OSAtomic vs. C++11 atomic
OSAtomic vs. C++11 atomic
- Subject: OSAtomic vs. C++11 atomic
- From: "Stephen F. Booth" <email@hidden>
- Date: Mon, 28 Oct 2013 15:21:09 -0400
In the past I’ve used OSAtomicTestAndSet() and OSAtomicTestAndClear() as a method of communicating flag values across threads. C++11’s <atomic> header introduces native atomic operations into the STL. So existing code looking like:
uint32_t flags = 0;
// In thread A
OSAtomicTestAndSet(kFlagValue, &flags);
// In thread B
if(flags & kFlagValue) {
OSAtomicTestAndClear(kFlagValue, &flags);
// Do something based on kFlagValue
}
can be rewritten using C++11 as
std::atomic_uint flags = 0;
// In thread A
flags.fetch_or(kFlagValue);
// In thread B
if(kFlagValue & flags.load()) {
flags.fetch_and(~kFlagValue);
// Do something based on kFlagValue
}
In my experiments I haven’t noticed a difference in functionality or speed.
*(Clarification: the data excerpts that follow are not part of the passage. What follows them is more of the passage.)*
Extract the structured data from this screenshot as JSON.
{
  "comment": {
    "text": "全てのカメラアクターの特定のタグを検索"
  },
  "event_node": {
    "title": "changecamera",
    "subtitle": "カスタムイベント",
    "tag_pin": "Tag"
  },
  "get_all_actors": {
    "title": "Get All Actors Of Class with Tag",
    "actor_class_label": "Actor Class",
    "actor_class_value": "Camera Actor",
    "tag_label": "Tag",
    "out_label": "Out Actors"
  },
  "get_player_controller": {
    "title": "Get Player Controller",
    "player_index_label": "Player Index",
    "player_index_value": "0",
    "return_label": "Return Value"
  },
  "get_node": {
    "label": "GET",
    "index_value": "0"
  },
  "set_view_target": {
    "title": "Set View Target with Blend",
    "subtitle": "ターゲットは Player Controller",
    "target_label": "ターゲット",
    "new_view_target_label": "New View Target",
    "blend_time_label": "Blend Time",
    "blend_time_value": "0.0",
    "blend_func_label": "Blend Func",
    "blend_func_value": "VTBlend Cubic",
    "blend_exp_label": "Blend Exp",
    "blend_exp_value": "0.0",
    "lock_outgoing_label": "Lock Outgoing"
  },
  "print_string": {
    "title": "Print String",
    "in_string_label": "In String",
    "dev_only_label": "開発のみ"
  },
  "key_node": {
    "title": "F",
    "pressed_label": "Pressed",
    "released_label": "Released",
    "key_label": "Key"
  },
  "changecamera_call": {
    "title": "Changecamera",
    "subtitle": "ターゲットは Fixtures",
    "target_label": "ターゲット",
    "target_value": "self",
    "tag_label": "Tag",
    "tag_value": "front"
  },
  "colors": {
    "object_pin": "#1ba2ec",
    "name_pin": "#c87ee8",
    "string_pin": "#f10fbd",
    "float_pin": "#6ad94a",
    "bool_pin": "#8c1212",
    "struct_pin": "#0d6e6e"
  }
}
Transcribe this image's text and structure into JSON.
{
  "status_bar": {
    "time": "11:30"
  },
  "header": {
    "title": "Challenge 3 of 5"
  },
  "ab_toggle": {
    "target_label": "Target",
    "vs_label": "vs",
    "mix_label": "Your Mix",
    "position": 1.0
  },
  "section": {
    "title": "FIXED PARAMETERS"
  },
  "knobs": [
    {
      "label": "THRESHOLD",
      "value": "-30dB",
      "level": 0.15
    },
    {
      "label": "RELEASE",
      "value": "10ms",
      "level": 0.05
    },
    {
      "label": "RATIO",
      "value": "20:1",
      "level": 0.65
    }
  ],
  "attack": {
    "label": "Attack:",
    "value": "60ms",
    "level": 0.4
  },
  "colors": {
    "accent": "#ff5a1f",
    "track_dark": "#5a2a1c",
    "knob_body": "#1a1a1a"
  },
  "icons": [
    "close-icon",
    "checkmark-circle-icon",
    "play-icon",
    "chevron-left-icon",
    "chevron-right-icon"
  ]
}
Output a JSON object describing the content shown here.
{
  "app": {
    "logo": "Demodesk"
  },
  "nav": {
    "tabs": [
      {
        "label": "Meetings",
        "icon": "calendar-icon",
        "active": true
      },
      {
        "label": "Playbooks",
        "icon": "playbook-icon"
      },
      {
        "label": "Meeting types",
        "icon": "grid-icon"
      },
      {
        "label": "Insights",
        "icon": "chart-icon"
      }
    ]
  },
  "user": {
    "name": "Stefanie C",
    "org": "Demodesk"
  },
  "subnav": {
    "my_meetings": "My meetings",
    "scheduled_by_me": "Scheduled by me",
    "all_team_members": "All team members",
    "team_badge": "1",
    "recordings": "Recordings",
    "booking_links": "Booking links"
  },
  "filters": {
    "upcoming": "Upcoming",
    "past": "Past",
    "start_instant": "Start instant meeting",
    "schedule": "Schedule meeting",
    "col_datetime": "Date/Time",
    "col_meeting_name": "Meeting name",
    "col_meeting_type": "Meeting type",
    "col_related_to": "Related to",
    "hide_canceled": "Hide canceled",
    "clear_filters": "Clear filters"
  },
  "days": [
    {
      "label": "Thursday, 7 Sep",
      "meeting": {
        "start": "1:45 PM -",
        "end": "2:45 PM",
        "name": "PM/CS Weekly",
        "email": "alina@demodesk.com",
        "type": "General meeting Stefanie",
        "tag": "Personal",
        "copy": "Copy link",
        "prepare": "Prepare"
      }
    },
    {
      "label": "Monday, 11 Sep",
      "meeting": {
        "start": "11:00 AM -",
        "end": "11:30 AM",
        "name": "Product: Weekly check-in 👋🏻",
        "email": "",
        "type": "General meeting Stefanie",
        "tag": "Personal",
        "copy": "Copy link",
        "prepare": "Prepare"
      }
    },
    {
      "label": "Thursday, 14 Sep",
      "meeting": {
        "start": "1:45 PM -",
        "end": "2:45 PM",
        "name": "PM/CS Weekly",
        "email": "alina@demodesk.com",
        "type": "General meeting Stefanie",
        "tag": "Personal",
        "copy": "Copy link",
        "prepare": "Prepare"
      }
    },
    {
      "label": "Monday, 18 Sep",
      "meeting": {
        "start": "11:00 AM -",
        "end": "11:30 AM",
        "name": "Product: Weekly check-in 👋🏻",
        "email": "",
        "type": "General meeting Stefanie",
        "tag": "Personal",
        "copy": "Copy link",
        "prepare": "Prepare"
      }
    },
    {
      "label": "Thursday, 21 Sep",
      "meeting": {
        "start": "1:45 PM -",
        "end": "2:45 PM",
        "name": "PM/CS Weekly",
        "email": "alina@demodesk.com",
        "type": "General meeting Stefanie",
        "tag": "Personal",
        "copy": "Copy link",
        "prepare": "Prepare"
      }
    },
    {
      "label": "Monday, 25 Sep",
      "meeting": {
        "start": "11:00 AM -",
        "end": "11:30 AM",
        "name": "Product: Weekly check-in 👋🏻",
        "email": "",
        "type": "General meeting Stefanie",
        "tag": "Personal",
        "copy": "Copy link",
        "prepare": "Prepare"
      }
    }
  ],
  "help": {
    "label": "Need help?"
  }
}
The C++11 methods call through to clang builtin functions like _c11_atomic_fetch_or, and I’m wondering whether the clang builtins use OSAtomic under the hood or some other method of ensuring atomicity? Also, the C++11 atomic classes have six options for memory ordering which seem like they could speed things up. Is there an advantage to using one method over the other in C++?